I found all this out last night when Danny courageously asked Mum how she felt about all of this (me & LG, babies, donors...mindblowing, really, when you think about Mum's childhood in 50's rural Victoria Creswick). She outlined her avoidance tactics - not with close friends, but with the more acquaintance-type people in her social circle. The ladies at Weight Watchers. People at work.

Initially I felt a bit offended - she's denying my family! But it's a big, arduous task being out, even for me. Often it's just easier to not correct assumptions, to avoid the double-take just before the person at the hotel desk/doctor's receptionist/client blinks and says, 'Oh, right, yes of course, of course,' sometimes adding, 'That's fine,' like I should be grateful that it might not be.
Up until now it's been a personal choice, but now dodging the father question means denying Lovergirl's part in our family. 'Are you married?' 'No.' 'Oh, it's going to be hard bringing up twins on your own.' And so on.

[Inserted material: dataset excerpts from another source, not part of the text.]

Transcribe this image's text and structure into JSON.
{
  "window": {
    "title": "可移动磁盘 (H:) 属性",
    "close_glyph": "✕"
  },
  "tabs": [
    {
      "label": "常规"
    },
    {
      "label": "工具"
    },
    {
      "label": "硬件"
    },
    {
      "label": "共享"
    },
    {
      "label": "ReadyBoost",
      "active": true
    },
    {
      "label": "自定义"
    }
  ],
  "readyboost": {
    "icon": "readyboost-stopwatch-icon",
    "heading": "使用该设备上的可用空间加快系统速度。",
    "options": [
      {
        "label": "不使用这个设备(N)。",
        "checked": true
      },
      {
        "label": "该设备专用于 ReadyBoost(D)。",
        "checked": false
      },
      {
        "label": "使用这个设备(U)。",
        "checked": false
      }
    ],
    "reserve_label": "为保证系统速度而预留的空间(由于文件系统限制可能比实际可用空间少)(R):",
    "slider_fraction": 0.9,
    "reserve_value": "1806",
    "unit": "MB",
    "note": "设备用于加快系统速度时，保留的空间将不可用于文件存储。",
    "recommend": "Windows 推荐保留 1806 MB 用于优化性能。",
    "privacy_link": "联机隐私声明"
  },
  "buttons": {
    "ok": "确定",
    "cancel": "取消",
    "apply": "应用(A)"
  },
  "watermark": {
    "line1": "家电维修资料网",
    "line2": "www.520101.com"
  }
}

Anyway I think Mum's going to find it harder and harder, as time goes on, to stay in the closet about her daughters.


ThirdCat said...

Gee this is a good post. I'm glad you're finding the time to blog in between bouts of throwing up. You know that post you wrote a while ago about same or different?

'She did drive Lovergirl a bit mad': same.

'I don't see the need to wave the flag all the time': different.

JahTeh said...

I hope I'm still around for when the questions just aren't asked anymore.

Still with the up-chucking? I sympathise, truly.